At least 4 types have been described
- I or WS1 [MIM 193 500]: variable-penetrance autosomal dominant transmission of a mutation in the PAX3 gene (2q36.1): pigmentation anomalies: white hair strands (from birth), white eyelashes/brows, iris heterochromia (or sapphire-blue eyes), sensorineural deafness, dystopia canthi.
- IIa or WS2A [MIM 193 510]: variable-penetrance autosomal dominant transmission of a mutation in the MITF gene (3p13): type I but no dystopia canthi, sometimes ocular albinism.
- IIb or WS2B [MIM 600 193]: autosomal dominant transmission with variable penetrance of a mutation in the WSS2B gene (1p21-p13.3).
- IIc or WS2C [MIM 606 662]: mutation of the WS2C gene (8p23)
- IId or WS2D: deletion of the SNAI2 gene (8q11): variant of unknown significance
- IIE or WS2E [MIM 611 584]: variable-penetrance autosomal dominant transmission of a mutation in the SOX10 gene (22q13); type I with or without neurological abnormalities, hypogonadotrophic hypogonadism
- IIF or WS2F [MIM 619 947]: autosomal recessive transmission of a mutation in the KITLG gene (12q21)
- III: Waardenburg-Klein syndrome [MIM 148,820]: variable-penetrance autosomal recessive or dominant transmission of a mutation in the PAX3 gene (2q36.1): like type I, with upper-limb anomalies (syndactyly, carpal fusion, scapula elevation).

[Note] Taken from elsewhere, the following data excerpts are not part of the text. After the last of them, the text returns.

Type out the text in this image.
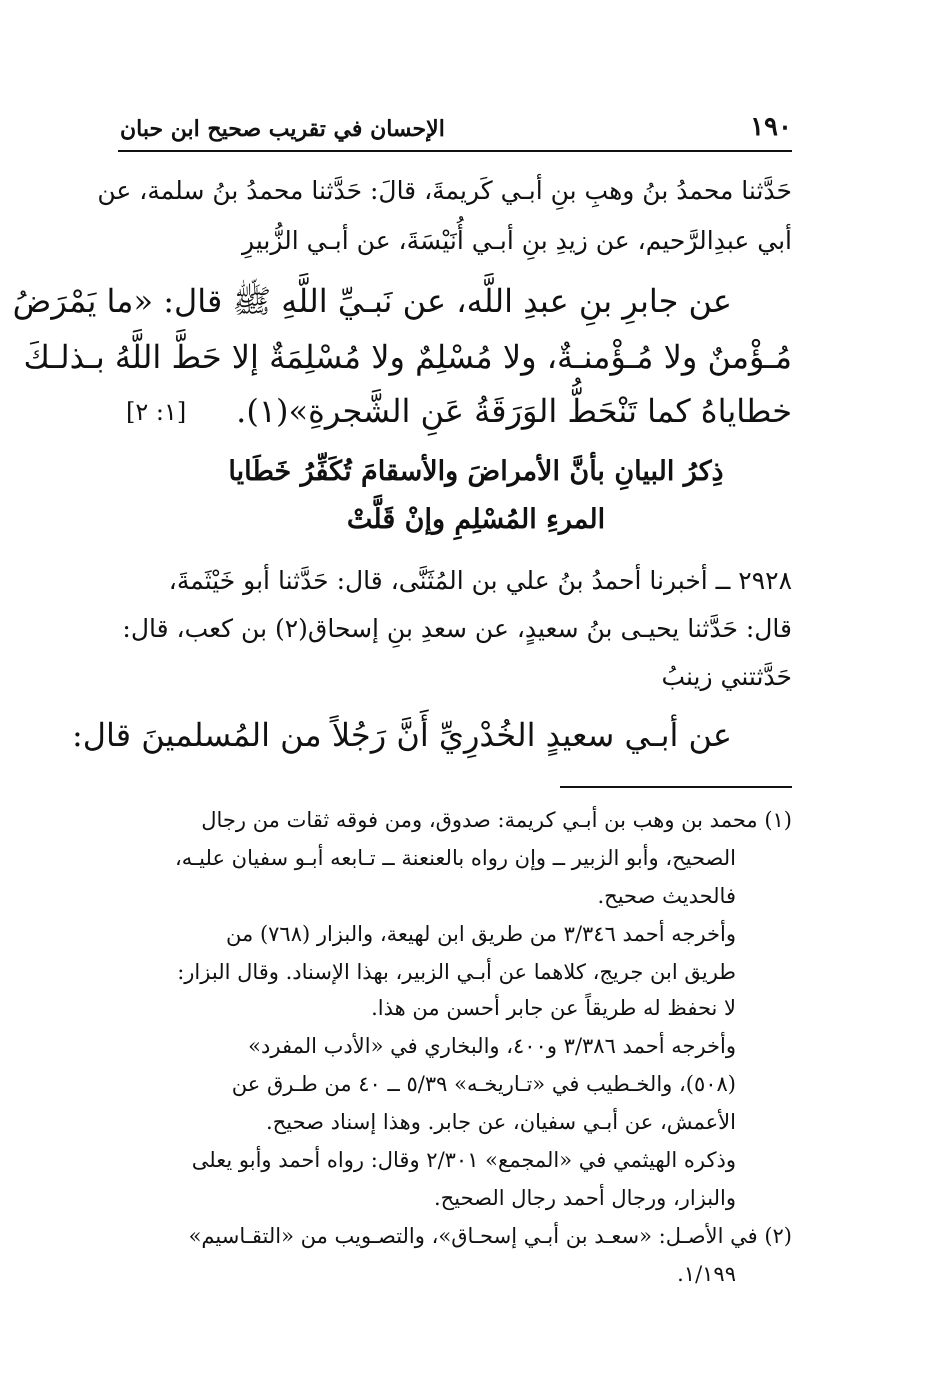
١٩٠
الإحسان في تقريب صحيح ابن حبان
حَدَّثنا محمدُ بنُ وهبِ بنِ أبـي كَريمةَ، قالَ: حَدَّثنا محمدُ بنُ سلمة، عن
أبي عبدِالرَّحيم، عن زيدِ بنِ أبـي أُنَيْسَةَ، عن أبـي الزُّبيرِ
عن جابرِ بنِ عبدِ اللَّه، عن نَبـيِّ اللَّهِ ﷺ قال: «ما يَمْرَضُ
مُـؤْمنٌ ولا مُـؤْمنـةٌ، ولا مُسْلِمٌ ولا مُسْلِمَةٌ إلا حَطَّ اللَّهُ بـذلـكَ
خطاياهُ كما تَنْحَطُّ الوَرَقَةُ عَنِ الشَّجرةِ»(١).
[١: ٢]
ذِكرُ البيانِ بأنَّ الأمراضَ والأسقامَ تُكَفِّرُ خَطَايا
المرءِ المُسْلِمِ وإنْ قَلَّتْ
٢٩٢٨ ــ أخبرنا أحمدُ بنُ علي بن المُثَنَّى، قال: حَدَّثنا أبو خَيْثَمةَ،
قال: حَدَّثنا يحيـى بنُ سعيدٍ، عن سعدِ بنِ إسحاق(٢) بن كعب، قال:
حَدَّثتني زينبُ
عن أبـي سعيدٍ الخُدْرِيِّ أَنَّ رَجُلاً من المُسلمينَ قال:
(١) محمد بن وهب بن أبـي كريمة: صدوق، ومن فوقه ثقات من رجال
الصحيح، وأبو الزبير ــ وإن رواه بالعنعنة ــ تـابعه أبـو سفيان عليـه،
فالحديث صحيح.
وأخرجه أحمد ٣/٣٤٦ من طريق ابن لهيعة، والبزار (٧٦٨) من
طريق ابن جريج، كلاهما عن أبـي الزبير، بهذا الإسناد. وقال البزار:
لا نحفظ له طريقاً عن جابر أحسن من هذا.
وأخرجه أحمد ٣/٣٨٦ و٤٠٠، والبخاري في «الأدب المفرد»
(٥٠٨)، والخـطيب في «تـاريخـه» ٥/٣٩ ــ ٤٠ من طـرق عن
الأعمش، عن أبـي سفيان، عن جابر. وهذا إسناد صحيح.
وذكره الهيثمي في «المجمع» ٢/٣٠١ وقال: رواه أحمد وأبو يعلى
والبزار، ورجال أحمد رجال الصحيح.
(٢) في الأصـل: «سعـد بن أبـي إسحـاق»، والتصـويب من «التقـاسيم»
١/١٩٩.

- IV: Waardenburg-Shah syndrome: autosomal recessive transmission of a mutation in the EDNRB gene (13q22.3) (WS4A, [MIM 277 580]), or EDN3 (20q13.32) (WSAB, [MIM 613 265]) or variable-penetrance dominant transmission of a mutation in SOX10 at 22q13.1 (WAS4C, [MIM 613 266]): type I associated with often extensive Hirschsprung's disease
- IV plus or Waardenburg-Shah demyelinating form or PCWH syndrome (acronym for Peripheral demyelinating neuropathy, Central dysmyelination, Waardenburg syndrome, and Hirschsprung disease ) [MIM 609 136]: like type IV due to a mutation in the SOX10 gene, but central and peripheral neurological involvement is present: neonatal hypotonia, intellectual deficit of variable severity, nystagmus, progressive spasticity, ataxia and epilepsy, sometimes signs of dysautonomia (alacrymia, bradycardia)
Clinical diagnosis :
Major criteria :
- synophris: hair implantation in the brow area
- sensorineural deafness (30-50 %) of variable severity
- canthal dystopia (dystopia canthi): medial canthus of each eye displaced laterally
- heterochromia: wall or heterochromic eyes or sapphire-blue irises
- pigmentation abnormalities: white hair strands (from birth), white eyelashes/brow or early hair whitening before age 20.
- family history
Minor criteria :
- skin pigmentation anomalies (patches of vitiligo, congenital leukoderma)
- wide nasal root or hypoplasia of the nasal wings
Occasionally :
- cleft lip or palate
- congenital elevation of the scapula
- spina bifida, scoliosis
- cardiac malformation (CIA)
Anesthetic implications:
according to the mode of presentation and the associated abnormalities.
References:
- Kfoury T, Staiti G, Baujard C, Benhamou D.
Pudendal nerve block by nerve stimulation in a child with Waardenburg disease.
Pediatr Anesth 2008; 18: 1267-8
- Saha RP, Bhusalb A, Tek Yogic TN, Niraulac R, Suraj KC, Yadavb SK.
Waardenburg syndrome and Hirschsprung disease in a child: a case report.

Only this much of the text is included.